Résultat : des taux de chômage que le CST qualifie de «troublants», particulièrement pour les titulaires d’un doctorat. En 2003, 4,6 % des diplômés de maîtrise (promotion 2001) étaient au chômage, alors que 3,7 % d’entre eux connaissaient ce sort en 2001 (promotion de 1999), a relevé le CST. Pour les titulaires d’un doctorat promus en 1999, le taux de chômage s’établissait à 6,2 % en 2001.
Quoique nettement inférieurs à ceux de l’ensemble des travailleurs (8,2 % en juillet), et particulièrement à celui des Québécois sans diplôme (11,2 %), les taux de chômage des diplômés de maîtrise et de doctorat sont, selon le CST, inexcusables et inexplicables politiquement. «Le Conseil rappelle que certaines catégories de ressources humaines en sciences et technologies éprouvent des difficultés notables d’insertion professionnelle, peut-on lire dans l’avis du CST, parce que, tout simplement, le marché du travail s’avère peu accueillant pour le type de connaissances qu’elles possèdent.

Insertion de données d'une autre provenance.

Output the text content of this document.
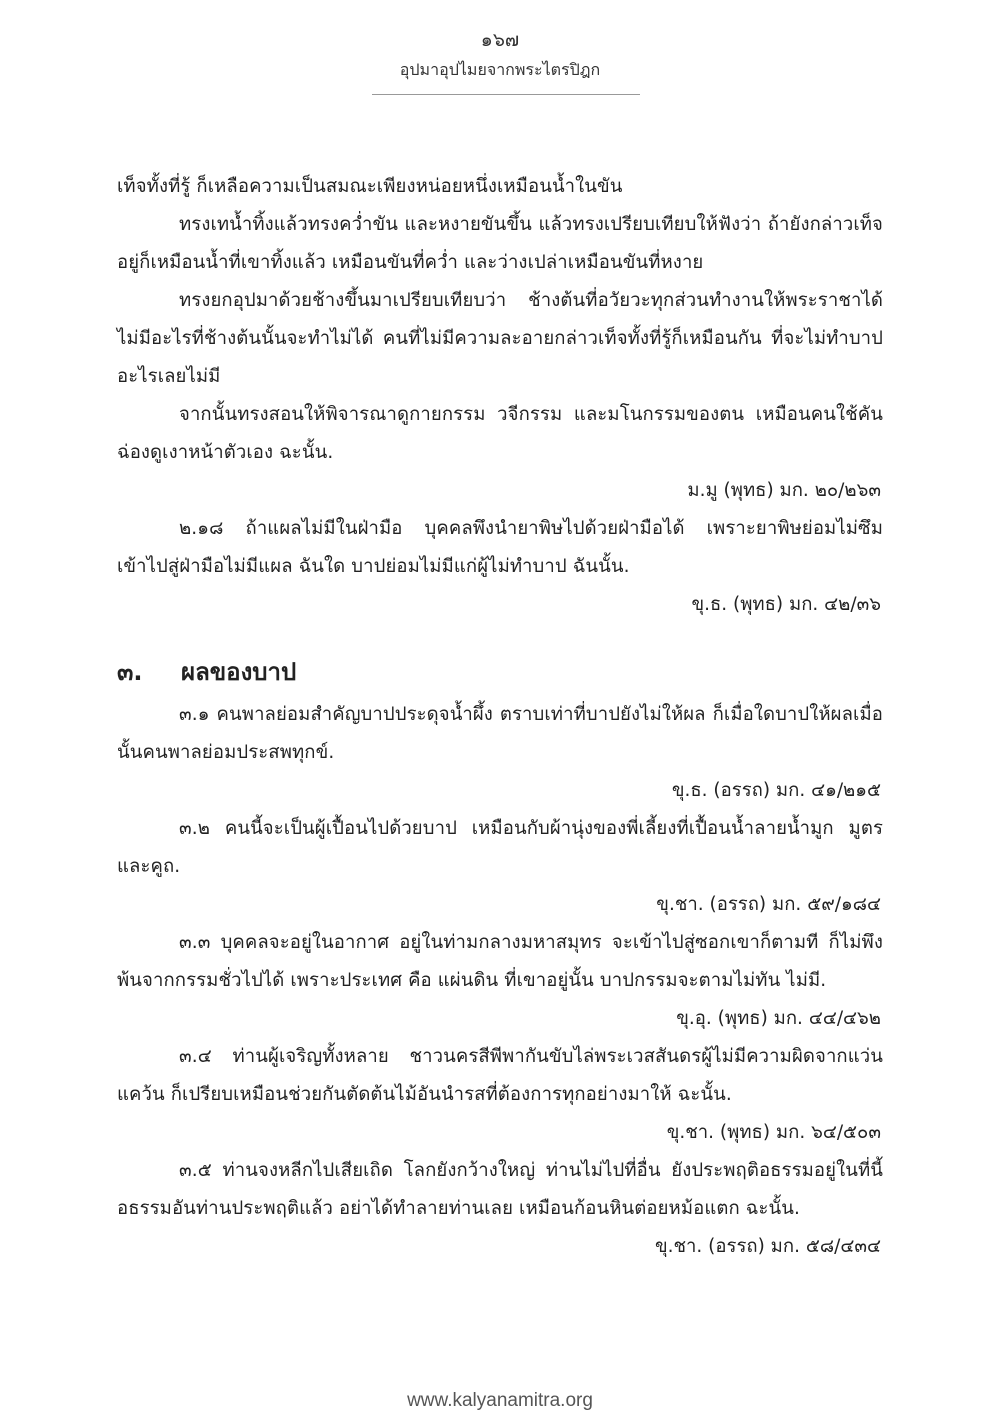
๑๖๗
อุปมาอุปไมยจากพระไตรปิฎก

เท็จทั้งที่รู้ ก็เหลือความเป็นสมณะเพียงหน่อยหนึ่งเหมือนน้ำในขัน

ทรงเทน้ำทิ้งแล้วทรงคว่ำขัน และหงายขันขึ้น แล้วทรงเปรียบเทียบให้ฟังว่า ถ้ายังกล่าวเท็จอยู่ก็เหมือนน้ำที่เขาทิ้งแล้ว เหมือนขันที่คว่ำ และว่างเปล่าเหมือนขันที่หงาย

ทรงยกอุปมาด้วยช้างขึ้นมาเปรียบเทียบว่า ช้างต้นที่อวัยวะทุกส่วนทำงานให้พระราชาได้ ไม่มีอะไรที่ช้างต้นนั้นจะทำไม่ได้ คนที่ไม่มีความละอายกล่าวเท็จทั้งที่รู้ก็เหมือนกัน ที่จะไม่ทำบาปอะไรเลยไม่มี

จากนั้นทรงสอนให้พิจารณาดูกายกรรม วจีกรรม และมโนกรรมของตน เหมือนคนใช้คันฉ่องดูเงาหน้าตัวเอง ฉะนั้น.

ม.มู (พุทธ) มก. ๒๐/๒๖๓

๒.๑๘ ถ้าแผลไม่มีในฝ่ามือ บุคคลพึงนำยาพิษไปด้วยฝ่ามือได้ เพราะยาพิษย่อมไม่ซึมเข้าไปสู่ฝ่ามือไม่มีแผล ฉันใด บาปย่อมไม่มีแก่ผู้ไม่ทำบาป ฉันนั้น.

ขุ.ธ. (พุทธ) มก. ๔๒/๓๖

๓.	ผลของบาป

๓.๑ คนพาลย่อมสำคัญบาปประดุจน้ำผึ้ง ตราบเท่าที่บาปยังไม่ให้ผล ก็เมื่อใดบาปให้ผลเมื่อนั้นคนพาลย่อมประสพทุกข์.

ขุ.ธ. (อรรถ) มก. ๔๑/๒๑๕

๓.๒ คนนี้จะเป็นผู้เปื้อนไปด้วยบาป เหมือนกับผ้านุ่งของพี่เลี้ยงที่เปื้อนน้ำลายน้ำมูก มูตรและคูถ.

ขุ.ชา. (อรรถ) มก. ๕๙/๑๘๔

๓.๓ บุคคลจะอยู่ในอากาศ อยู่ในท่ามกลางมหาสมุทร จะเข้าไปสู่ซอกเขาก็ตามที ก็ไม่พึงพ้นจากกรรมชั่วไปได้ เพราะประเทศ คือ แผ่นดิน ที่เขาอยู่นั้น บาปกรรมจะตามไม่ทัน ไม่มี.

ขุ.อุ. (พุทธ) มก. ๔๔/๔๖๒

๓.๔ ท่านผู้เจริญทั้งหลาย ชาวนครสีพีพากันขับไล่พระเวสสันดรผู้ไม่มีความผิดจากแว่นแคว้น ก็เปรียบเหมือนช่วยกันตัดต้นไม้อันนำรสที่ต้องการทุกอย่างมาให้ ฉะนั้น.

ขุ.ชา. (พุทธ) มก. ๖๔/๕๐๓

๓.๕ ท่านจงหลีกไปเสียเถิด โลกยังกว้างใหญ่ ท่านไม่ไปที่อื่น ยังประพฤติอธรรมอยู่ในที่นี้ อธรรมอันท่านประพฤติแล้ว อย่าได้ทำลายท่านเลย เหมือนก้อนหินต่อยหม้อแตก ฉะนั้น.

ขุ.ชา. (อรรถ) มก. ๕๘/๔๓๔

www.kalyanamitra.org
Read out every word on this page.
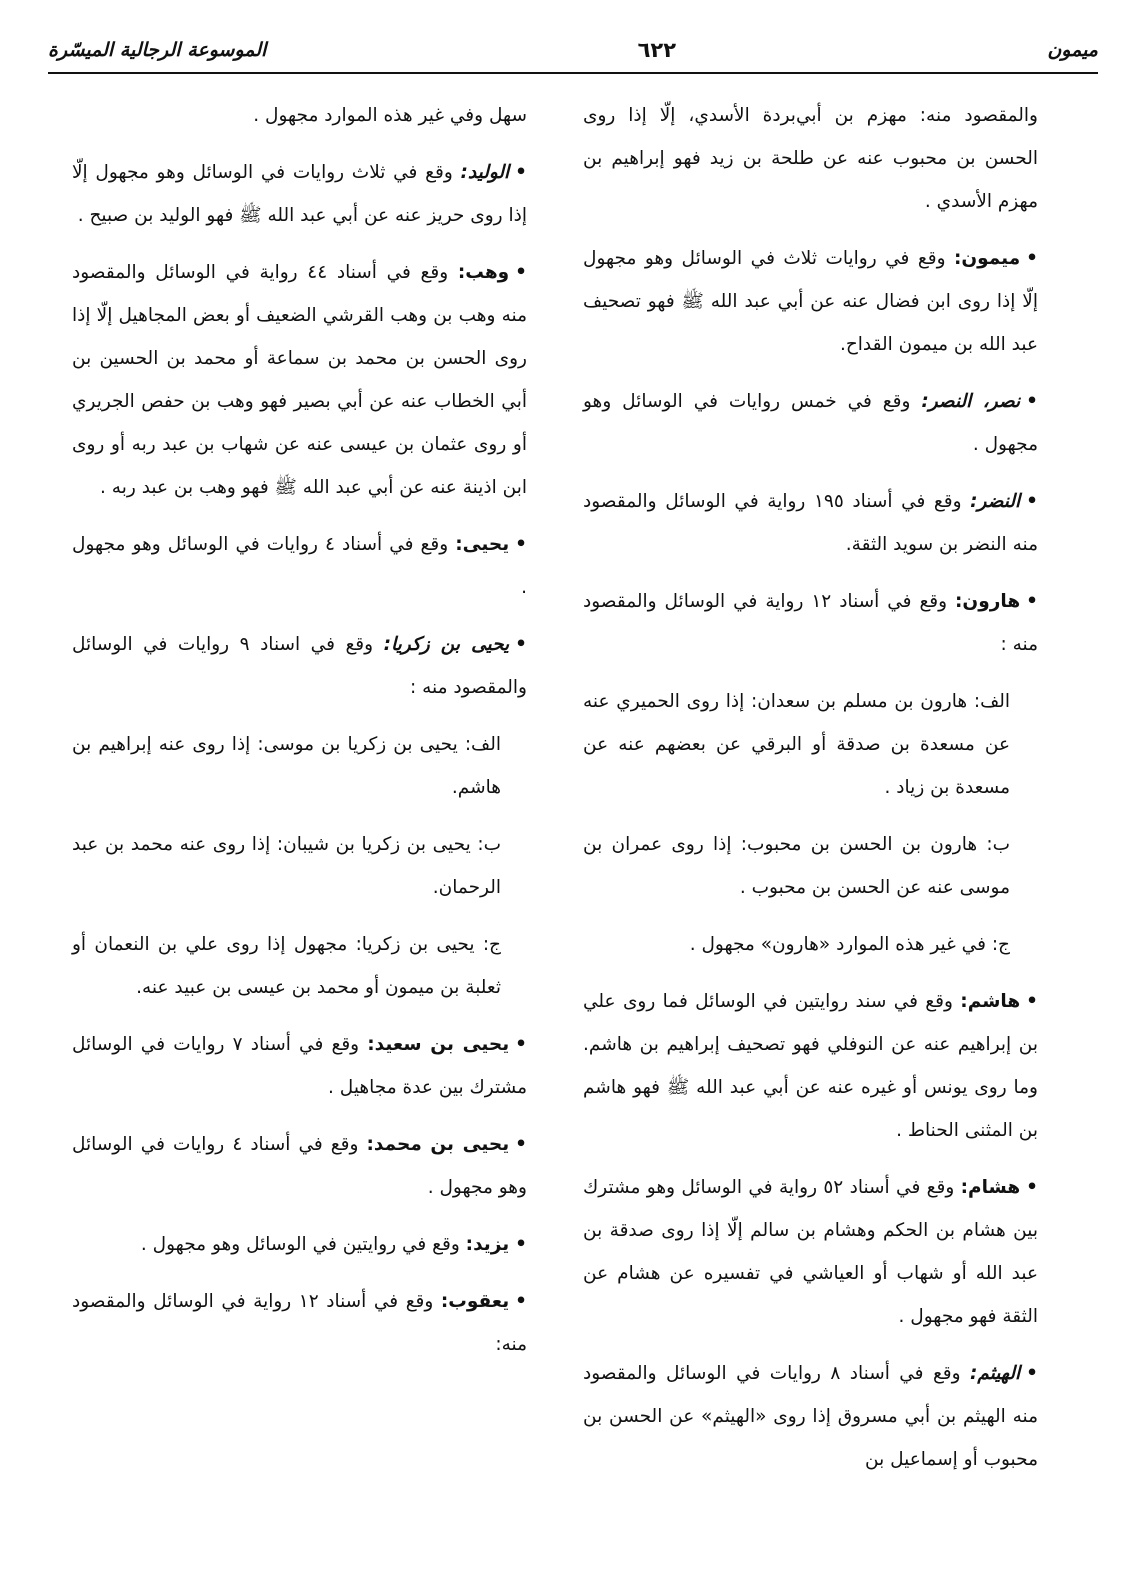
ميمون
٦٢٢
الموسوعة الرجالية الميسّرة

والمقصود منه: مهزم بن أبي‌بردة الأسدي، إلّا إذا روى الحسن بن محبوب عنه عن طلحة بن زيد فهو إبراهيم بن مهزم الأسدي .

•ميمون: وقع في روايات ثلاث في الوسائل وهو مجهول إلّا إذا روى ابن فضال عنه عن أبي عبد الله ﷺ فهو تصحيف عبد الله بن ميمون القداح.

•نصر، النصر: وقع في خمس روايات في الوسائل وهو مجهول .

•النضر: وقع في أسناد ١٩٥ رواية في الوسائل والمقصود منه النضر بن سويد الثقة.

•هارون: وقع في أسناد ١٢ رواية في الوسائل والمقصود منه :

الف: هارون بن مسلم بن سعدان: إذا روى الحميري عنه عن مسعدة بن صدقة أو البرقي عن بعضهم عنه عن مسعدة بن زياد .

ب: هارون بن الحسن بن محبوب: إذا روى عمران بن موسى عنه عن الحسن بن محبوب .

ج: في غير هذه الموارد «هارون» مجهول .

•هاشم: وقع في سند روايتين في الوسائل فما روى علي بن إبراهيم عنه عن النوفلي فهو تصحيف إبراهيم بن هاشم. وما روى يونس أو غيره عنه عن أبي عبد الله ﷺ فهو هاشم بن المثنى الحناط .

•هشام: وقع في أسناد ٥٢ رواية في الوسائل وهو مشترك بين هشام بن الحكم وهشام بن سالم إلّا إذا روى صدقة بن عبد الله أو شهاب أو العياشي في تفسيره عن هشام عن الثقة فهو مجهول .

•الهيثم: وقع في أسناد ٨ روايات في الوسائل والمقصود منه الهيثم بن أبي مسروق إذا روى «الهيثم» عن الحسن بن محبوب أو إسماعيل بن

سهل وفي غير هذه الموارد مجهول .

•الوليد: وقع في ثلاث روايات في الوسائل وهو مجهول إلّا إذا روى حريز عنه عن أبي عبد الله ﷺ فهو الوليد بن صبيح .

•وهب: وقع في أسناد ٤٤ رواية في الوسائل والمقصود منه وهب بن وهب القرشي الضعيف أو بعض المجاهيل إلّا إذا روى الحسن بن محمد بن سماعة أو محمد بن الحسين بن أبي الخطاب عنه عن أبي بصير فهو وهب بن حفص الجريري أو روى عثمان بن عيسى عنه عن شهاب بن عبد ربه أو روى ابن اذينة عنه عن أبي عبد الله ﷺ فهو وهب بن عبد ربه .

•يحيى: وقع في أسناد ٤ روايات في الوسائل وهو مجهول .

•يحيى بن زكريا: وقع في اسناد ٩ روايات في الوسائل والمقصود منه :

الف: يحيى بن زكريا بن موسى: إذا روى عنه إبراهيم بن هاشم.

ب: يحيى بن زكريا بن شيبان: إذا روى عنه محمد بن عبد الرحمان.

ج: يحيى بن زكريا: مجهول إذا روى علي بن النعمان أو ثعلبة بن ميمون أو محمد بن عيسى بن عبيد عنه.

•يحيى بن سعيد: وقع في أسناد ٧ روايات في الوسائل مشترك بين عدة مجاهيل .

•يحيى بن محمد: وقع في أسناد ٤ روايات في الوسائل وهو مجهول .

•يزيد: وقع في روايتين في الوسائل وهو مجهول .

•يعقوب: وقع في أسناد ١٢ رواية في الوسائل والمقصود منه:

Le cas des sciences pures – pourtant jugées déterminantes dans le développement de la société du savoir et de l’innovation – préoccupe particulièrement le Conseil.»
L’écart entre le taux de chômage des THQ et celui de la population en général tend à diminuer. En effet, si le taux de chômage des THQ ne représentait que le tiers de celui de la population en général il y a quatre ans, il en représente aujourd’hui près des deux tiers, selon le CETECH. Et à moins que les entreprises ne se mettent à réclamer des titulaires de maîtrise et de doctorat à grands cris, les économistes ne pensent pas que la situation s’améliorera.
L’éclatement de la bulle des technologies de l’information et des communications, au début du millénaire, a beaucoup contribué à faire régresser les conditions d’emploi des THQ. D’ailleurs, quand on observe en détail le taux de chômage chez ces diplômés, on réalise que ce sont les passionnés de sciences pures et appliquées qui écopent le plus, bien qu’en juillet 2004 l’Indice des possibilités d’emploi hautement qualifié au Québec, du CETECH, a laissé entrevoir quelques éclaircies : les possibilités d’emploi se sont encore détériorées au cours du deuxième trimestre de 2004, mais la chute a été considérablement ralentie. En d’autres mots, la plaie est toujours là, mais l’hémorragie semble tirer à sa fin.
Entre 1990 et 2002, la proportion de diplômés universitaires dans la population active québécoise est passée de 12,6 % à 18,6 %, suivant ainsi la moyenne canadienne.
Sur la scène internationale, le Québec fait très bonne figure, se classant dans le premier tiers des pays les plus développés quant à la proportion de la population des 25 à 64 ans titulaires d’un diplôme universitaire (24 %).
Bien sûr, les États-Unis sont loin devant (28 %!). Mais on dépasse largement la plupart des pays membres de l’Organisation de coopération et de développement économiques (OCDE), dont la moyenne s’établit à 15 %.